This page is for real life example bugs that we might like to do something useful with in TASS.

  • MPICH

parameters are NPROCS and count For certain vaues, the recv count argument to an MPI_Sendrecv is negative. This is reduced to capture the essence of the bug. The original code is here: https://svn.mcs.anl.gov/repos/mpi/mpich2/trunk/src/mpi/coll/bcast.c

The method is MPIR_Bcast_scatter_doubling_allgather()

 #include<stdlib.h>
 #include<stdio.h>
 #include<assert.h>

 int NPROCS; /* Number of processes.  256 in the field failure */
 int RANK;   /* my rank.   0<=RANK<NPROCS.  254 in field failure */

 void f(int count, int root) {
  /* assume count >= 0 && 0<=root<NPROCS */

  int nbytes=0, i, dst_tree_root, relative_dst, comm_size, rank, type_size;
  int scatter_size, recv_offset, mask, relative_rank;

  comm_size = NPROCS;
  rank = RANK; /* anything in range 0..comm_size-1 */
  relative_rank = (rank >= root) ? rank - root : rank - root + comm_size;
  type_size = 4; /* 4 byte ints.  Anything >0 */
  nbytes = type_size * count;
  scatter_size = (nbytes + comm_size - 1)/comm_size; /* ceiling division */
  mask = 0x1; /* same as 1 in an unsigned format */
  i = 0;
  while (mask < comm_size) {
    /* flip the i+1-th bit from the right. either add 2^i or subtract it */
    /* same as: ((x/2^i)%2==0 ? x+2^i : x-2^i) */
    relative_dst = relative_rank ^ mask;
    /* 0 out the i right-most bits */
    dst_tree_root = relative_dst >> i;  /* int divide by 2^i */
    dst_tree_root <<= i;                /* multiply by 2^i */
    recv_offset = dst_tree_root * scatter_size;
    if (relative_dst < comm_size) {
      int my_count = nbytes-recv_offset;

      if (my_count < 0) {
	printf("NPROCS=d, count=d, nbytes-recv_offset=%d\n",
	       NPROCS, RANK, count, i, my_count);
	fflush(stdout);
      }
    }
    mask <<= 1; /* mask=mask*2 */
    i++;
  }
 }

 int main(int argc, char* argv[]) {
  int count = 3251;
  int ROOT = 0;

  for (NPROCS = 1; NPROCS <=256; NPROCS++) {
    for (RANK=0; RANK<NPROCS; RANK++) {
      f(count,ROOT);
    }
  }
  return 0;
 }

[6/1/10 2:37:43 PM] Tim Zirkel: so the problem is the nbytes-recv_offset?

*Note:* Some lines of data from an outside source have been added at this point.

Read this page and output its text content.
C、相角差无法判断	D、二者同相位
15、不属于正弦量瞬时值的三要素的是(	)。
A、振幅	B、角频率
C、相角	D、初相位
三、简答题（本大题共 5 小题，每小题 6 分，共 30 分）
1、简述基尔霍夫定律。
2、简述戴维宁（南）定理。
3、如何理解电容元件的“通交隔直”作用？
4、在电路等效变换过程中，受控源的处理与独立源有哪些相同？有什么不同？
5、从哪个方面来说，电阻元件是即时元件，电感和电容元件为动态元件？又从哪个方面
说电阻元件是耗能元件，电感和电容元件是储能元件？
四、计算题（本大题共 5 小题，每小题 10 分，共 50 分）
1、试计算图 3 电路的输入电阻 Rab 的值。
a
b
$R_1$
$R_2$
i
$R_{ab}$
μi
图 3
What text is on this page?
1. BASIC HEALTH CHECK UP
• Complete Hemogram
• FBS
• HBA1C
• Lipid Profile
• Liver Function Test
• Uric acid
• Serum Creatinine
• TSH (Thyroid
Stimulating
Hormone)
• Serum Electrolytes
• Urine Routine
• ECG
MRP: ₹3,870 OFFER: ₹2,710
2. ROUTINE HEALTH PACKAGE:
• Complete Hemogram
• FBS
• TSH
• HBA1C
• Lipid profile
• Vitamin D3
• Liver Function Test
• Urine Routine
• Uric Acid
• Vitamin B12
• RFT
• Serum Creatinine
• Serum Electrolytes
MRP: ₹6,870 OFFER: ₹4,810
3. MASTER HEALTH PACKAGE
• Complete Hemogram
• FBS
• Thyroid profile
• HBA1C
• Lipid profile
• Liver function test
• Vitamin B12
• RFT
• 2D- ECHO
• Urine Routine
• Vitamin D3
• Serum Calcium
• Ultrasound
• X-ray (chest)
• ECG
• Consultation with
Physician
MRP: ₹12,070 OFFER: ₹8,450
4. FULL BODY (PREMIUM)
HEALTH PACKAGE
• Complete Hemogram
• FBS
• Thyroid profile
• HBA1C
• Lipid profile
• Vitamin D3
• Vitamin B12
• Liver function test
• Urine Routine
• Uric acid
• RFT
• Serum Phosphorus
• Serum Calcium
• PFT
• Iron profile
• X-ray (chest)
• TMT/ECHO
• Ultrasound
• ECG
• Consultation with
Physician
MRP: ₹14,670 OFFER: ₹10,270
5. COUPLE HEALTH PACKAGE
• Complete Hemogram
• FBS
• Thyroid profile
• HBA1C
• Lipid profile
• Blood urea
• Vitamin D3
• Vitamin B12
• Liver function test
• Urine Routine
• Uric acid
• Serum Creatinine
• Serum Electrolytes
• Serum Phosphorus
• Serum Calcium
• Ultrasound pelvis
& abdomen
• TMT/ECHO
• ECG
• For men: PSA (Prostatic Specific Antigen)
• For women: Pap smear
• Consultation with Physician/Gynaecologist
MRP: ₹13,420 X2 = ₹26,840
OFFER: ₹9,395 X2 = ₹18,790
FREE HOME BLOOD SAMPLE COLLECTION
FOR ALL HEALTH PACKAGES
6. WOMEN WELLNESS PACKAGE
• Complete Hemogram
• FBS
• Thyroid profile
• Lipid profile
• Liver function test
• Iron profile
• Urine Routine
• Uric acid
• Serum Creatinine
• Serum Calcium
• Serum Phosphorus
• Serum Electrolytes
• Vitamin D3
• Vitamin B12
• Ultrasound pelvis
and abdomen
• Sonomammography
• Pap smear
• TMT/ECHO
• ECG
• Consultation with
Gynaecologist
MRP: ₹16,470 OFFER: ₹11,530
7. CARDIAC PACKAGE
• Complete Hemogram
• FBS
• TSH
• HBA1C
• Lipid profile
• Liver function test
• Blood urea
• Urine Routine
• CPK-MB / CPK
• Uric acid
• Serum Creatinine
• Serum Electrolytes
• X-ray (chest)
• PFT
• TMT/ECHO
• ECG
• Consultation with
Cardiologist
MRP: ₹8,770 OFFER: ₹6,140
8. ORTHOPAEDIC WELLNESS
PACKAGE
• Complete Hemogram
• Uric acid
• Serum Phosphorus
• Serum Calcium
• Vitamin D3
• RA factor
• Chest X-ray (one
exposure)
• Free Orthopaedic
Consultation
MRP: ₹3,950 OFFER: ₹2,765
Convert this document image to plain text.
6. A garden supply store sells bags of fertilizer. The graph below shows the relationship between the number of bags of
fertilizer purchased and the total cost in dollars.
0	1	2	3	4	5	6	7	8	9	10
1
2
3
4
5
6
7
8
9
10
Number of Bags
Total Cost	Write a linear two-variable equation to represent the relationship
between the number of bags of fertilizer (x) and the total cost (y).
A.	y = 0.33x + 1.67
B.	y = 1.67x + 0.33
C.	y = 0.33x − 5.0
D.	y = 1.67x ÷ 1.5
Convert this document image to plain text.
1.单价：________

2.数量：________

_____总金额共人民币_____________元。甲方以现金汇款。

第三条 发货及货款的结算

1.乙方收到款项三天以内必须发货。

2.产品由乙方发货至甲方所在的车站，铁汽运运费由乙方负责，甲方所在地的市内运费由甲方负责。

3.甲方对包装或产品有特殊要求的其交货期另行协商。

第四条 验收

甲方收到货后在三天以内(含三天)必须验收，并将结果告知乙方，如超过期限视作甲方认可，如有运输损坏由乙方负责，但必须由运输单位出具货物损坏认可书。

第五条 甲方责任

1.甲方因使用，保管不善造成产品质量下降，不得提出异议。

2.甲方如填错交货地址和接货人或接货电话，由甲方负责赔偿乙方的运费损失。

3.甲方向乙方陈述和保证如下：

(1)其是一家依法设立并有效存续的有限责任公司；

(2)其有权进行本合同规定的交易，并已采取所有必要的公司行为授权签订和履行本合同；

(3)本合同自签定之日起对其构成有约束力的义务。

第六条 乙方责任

[6/1/10 2:37:59 PM] Stephen Siegel: yeah, that is used as the argument to MPI_Sendrecv, as the recv count arg.

[6/1/10 2:40:12 PM] Stephen Siegel: the problem is all the bitwise operations

[6/1/10 2:40:40 PM] Stephen Siegel: i was trying to translate them to arithmetic ops

[6/1/10 2:43:52 PM] Stephen Siegel: So in the actual field failure, NPROCS was 256

[6/1/10 2:44:28 PM] Stephen Siegel: and the defect only manifests when 3201<=count<=3251 on rank 254

[6/1/10 2:44:41 PM] Stephen Siegel: Otherwise, the recv count is non-negative, so no failure

[6/1/10 2:47:22 PM] Stephen Siegel: Another interesting view of the defect: if you fix count at 3201, then you need at least 128 procs before the defect manifests

[6/1/10 2:47:57 PM] Stephen Siegel: I "know" that (pretty sure anyway) by writing a loop that goes over all possible values with count<=100000 or something like that.

[6/1/10 2:48:32 PM] Stephen Siegel: So if you fix any one of the parameters, it is a very specific range in the other parameter that you need to find to catch the bug.

[6/1/10 2:48:42 PM] Stephen Siegel: (Two parameters are NPROCS and count.)

[6/1/10 2:49:08 PM] Stephen Siegel: However, if you let both parameters be free, then you can catch the defect with NPROCS=6

[6/1/10 2:49:21 PM] Stephen Siegel: and count=something reasonably small, maybe 2

[6/1/10 2:49:39 PM] Stephen Siegel: But you need at least 6 procs, I think.